Financial support and national mobilisation around the nation overcame the isolation that the pastoral industry and capitalist state had hoped would crush the Gurindji campaign. After striking for nine years, a partial victory was in sight when the Labor Whitlam government came to office in 1972, on a platform to undertake legislation for land rights.

Eventually the original Wave Hill lease was relinquished and two new leases were issued, one to the Vestey Group and the other to the Murramulla Gurindji Company. Around 3300 square kilometres, which included important sacred sites, were leased to the Gurindjis.


The Prime Minister Gough Whitlam on the 16 August, 1975 arrived in Daguragu (Wattie Creek) and in the unforgettable symbolic gesture poured a handful of Gurindji soil into Vincent Lingiari's hand in the official handover ceremony. In the same year the Gurindji people bought the pastoral lease. 
Afterwards the Northern Territory government threatened to take over their lease, compelling the Gurindji to lodge a land rights claim. By 1986 they won freehold title to the Dagaragu waterhole, situated in the Northern Territory's Victoria River region.

The Wave Hill walk-off was a significant historical turning point for Indigenous Australia and blazed the way for a number of land rights acts in the nation. By the 1970s the cause of Aboriginal Land Rights had gained such momentum and public imagination that urban Indigenous activists began to flex their political muscles. 

On Invasion Day, 1972 four Aboriginal men (Billy Craigie, Tony Coorey, Michael Anderson and Bert Williams) planted an umbrella opposite Parliament House in Canberra an established the now famous 'Aboriginal Tent Embassy'. It became a powerful symbol  of the landless who were treated as foreigners in their own land. Support for the embassy massed to over 2000 people, who had to frequently oppose the violent dismantling of their tents by the police. 

The recurring clash between the political action of the Aboriginal activists and police violence against the 'Tent Embassy' was captured by television film crews and screened on Australian TVs, and made news overseas. Public outrage was swift against the Federal government, and the 'Aboriginal Embassy' drew unprecedented support from people across Australia and the world.
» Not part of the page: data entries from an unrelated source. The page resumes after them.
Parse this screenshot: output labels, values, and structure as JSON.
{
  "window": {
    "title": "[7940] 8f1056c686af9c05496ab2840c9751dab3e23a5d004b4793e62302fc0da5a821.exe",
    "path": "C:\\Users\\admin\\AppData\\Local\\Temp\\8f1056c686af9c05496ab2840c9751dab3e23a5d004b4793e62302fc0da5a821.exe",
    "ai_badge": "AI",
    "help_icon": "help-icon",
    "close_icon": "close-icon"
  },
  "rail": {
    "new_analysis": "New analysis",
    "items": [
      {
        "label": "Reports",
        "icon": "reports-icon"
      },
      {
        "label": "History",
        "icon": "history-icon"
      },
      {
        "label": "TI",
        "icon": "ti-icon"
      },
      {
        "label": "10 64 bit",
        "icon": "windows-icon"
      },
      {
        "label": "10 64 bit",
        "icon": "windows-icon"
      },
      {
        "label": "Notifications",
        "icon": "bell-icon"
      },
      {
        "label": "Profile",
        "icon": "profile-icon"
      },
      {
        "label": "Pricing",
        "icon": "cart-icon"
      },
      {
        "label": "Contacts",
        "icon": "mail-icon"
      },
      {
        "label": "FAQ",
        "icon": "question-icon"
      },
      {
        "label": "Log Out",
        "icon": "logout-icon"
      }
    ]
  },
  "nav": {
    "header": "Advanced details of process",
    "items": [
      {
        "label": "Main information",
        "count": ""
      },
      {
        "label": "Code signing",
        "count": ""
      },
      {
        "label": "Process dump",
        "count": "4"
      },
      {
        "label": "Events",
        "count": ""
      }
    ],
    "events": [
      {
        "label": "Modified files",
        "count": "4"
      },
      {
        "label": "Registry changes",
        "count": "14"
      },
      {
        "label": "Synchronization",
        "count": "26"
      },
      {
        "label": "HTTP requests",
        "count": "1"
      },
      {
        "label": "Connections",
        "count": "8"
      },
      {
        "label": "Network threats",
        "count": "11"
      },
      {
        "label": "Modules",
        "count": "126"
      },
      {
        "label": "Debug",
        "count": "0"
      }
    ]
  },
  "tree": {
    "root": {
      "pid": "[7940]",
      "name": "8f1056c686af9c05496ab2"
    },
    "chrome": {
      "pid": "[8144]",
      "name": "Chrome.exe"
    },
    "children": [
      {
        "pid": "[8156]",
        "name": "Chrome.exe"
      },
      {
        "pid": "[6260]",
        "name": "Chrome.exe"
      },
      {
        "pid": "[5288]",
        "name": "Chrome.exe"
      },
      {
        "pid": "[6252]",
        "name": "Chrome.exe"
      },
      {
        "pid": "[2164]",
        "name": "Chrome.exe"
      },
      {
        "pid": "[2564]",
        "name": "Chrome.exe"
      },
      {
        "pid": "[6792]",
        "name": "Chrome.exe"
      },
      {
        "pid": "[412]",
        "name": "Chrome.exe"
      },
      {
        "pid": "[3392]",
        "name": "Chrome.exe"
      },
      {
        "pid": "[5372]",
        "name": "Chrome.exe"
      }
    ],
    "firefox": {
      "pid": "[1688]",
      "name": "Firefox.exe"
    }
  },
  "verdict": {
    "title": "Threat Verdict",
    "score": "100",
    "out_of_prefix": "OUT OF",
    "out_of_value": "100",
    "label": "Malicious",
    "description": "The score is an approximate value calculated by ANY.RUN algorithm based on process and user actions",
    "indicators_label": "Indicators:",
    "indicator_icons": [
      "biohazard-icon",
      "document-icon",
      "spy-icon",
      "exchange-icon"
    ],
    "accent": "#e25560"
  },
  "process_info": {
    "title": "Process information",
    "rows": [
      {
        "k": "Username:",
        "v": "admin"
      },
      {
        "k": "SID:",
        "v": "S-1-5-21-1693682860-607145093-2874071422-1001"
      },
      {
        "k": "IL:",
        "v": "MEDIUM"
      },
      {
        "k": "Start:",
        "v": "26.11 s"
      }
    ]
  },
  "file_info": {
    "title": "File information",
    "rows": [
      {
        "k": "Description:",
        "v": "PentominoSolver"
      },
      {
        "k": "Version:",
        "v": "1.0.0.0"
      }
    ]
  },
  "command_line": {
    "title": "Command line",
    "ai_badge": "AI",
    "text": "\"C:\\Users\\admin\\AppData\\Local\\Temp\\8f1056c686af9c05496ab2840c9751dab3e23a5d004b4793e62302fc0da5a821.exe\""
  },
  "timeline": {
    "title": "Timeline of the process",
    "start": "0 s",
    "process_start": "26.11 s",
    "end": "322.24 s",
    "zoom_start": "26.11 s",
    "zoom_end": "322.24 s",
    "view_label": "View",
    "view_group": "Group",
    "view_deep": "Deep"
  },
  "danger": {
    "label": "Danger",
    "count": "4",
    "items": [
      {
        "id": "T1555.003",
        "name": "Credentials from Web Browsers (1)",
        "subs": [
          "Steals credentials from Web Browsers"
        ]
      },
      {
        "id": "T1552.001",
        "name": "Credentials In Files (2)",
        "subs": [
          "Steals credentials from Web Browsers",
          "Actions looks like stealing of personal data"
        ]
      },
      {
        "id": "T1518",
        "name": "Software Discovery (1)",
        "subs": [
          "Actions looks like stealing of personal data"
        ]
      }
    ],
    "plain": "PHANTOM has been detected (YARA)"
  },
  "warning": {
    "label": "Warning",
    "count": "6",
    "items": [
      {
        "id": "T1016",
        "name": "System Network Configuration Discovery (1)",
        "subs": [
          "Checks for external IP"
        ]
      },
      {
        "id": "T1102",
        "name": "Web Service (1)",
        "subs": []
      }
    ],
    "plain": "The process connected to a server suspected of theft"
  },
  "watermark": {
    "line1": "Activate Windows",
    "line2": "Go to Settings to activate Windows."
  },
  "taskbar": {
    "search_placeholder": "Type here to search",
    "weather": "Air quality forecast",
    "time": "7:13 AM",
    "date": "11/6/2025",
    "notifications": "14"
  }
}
Wave Hill walk-off poetry and song become Australian folklore


The now famous Wave hill walk-off of the Gurindjis became folklore and is celebrated in the equally famous poem,Gurindji Blues, and the song, From little things, big things grow, both readily recognised throughout Australia. The Gurindji Blues poem was written by Ted Egan with Vincent Lingiari in the 1960s. With some of the most memorable lines being:

"Poor Bugger Me, Gurindji
Me bin sit down this country
Long before no Lord Vestey
All about land belong to we
[...]
Long time work no wages, we,
Work for the good old Lord Vestey
Little bit flour; sugar and tea
For the Gurindji, from Lord Vestey
..."

The From little things, big things grow song was composed by Kev Carmody with Paul Kelly in 1991, to commemorate the Wave Hill walk-off. The opening lines of the song immediately set out the struggle:

“Gather round people let me tell you a story
An eight year-long story of power and pride
British Lord Vestey and Vincent Lingiari
Were opposite men on opposite sides”

The Gurindji struggle for the return of their land ignited the Aboriginal Land Rights movement and steered First Nations to campaign not only for civil rights, but for Sovereignty and eventually for a genuine and just Treaty. Under capitalism no victory is ever permanent and the First Nations' peoples well and truly know that with the bitter experience of the NT Intervention, closing of the community out stations - which are in effect land grabs - "Black deaths in custody", "Stolen generation" and the list of oppression goes on and on. 

Non-indigenous Australians must acknowledge the history of the invasion of the First Nations' lands, their subsequent oppression and exploitation and finally make reparations that are acceptable to and demanded by indigenous Australians. This is something the capitalist state in Australia will never fully accede to nor accomplish and will have to be achieved in another stage of Australia's history!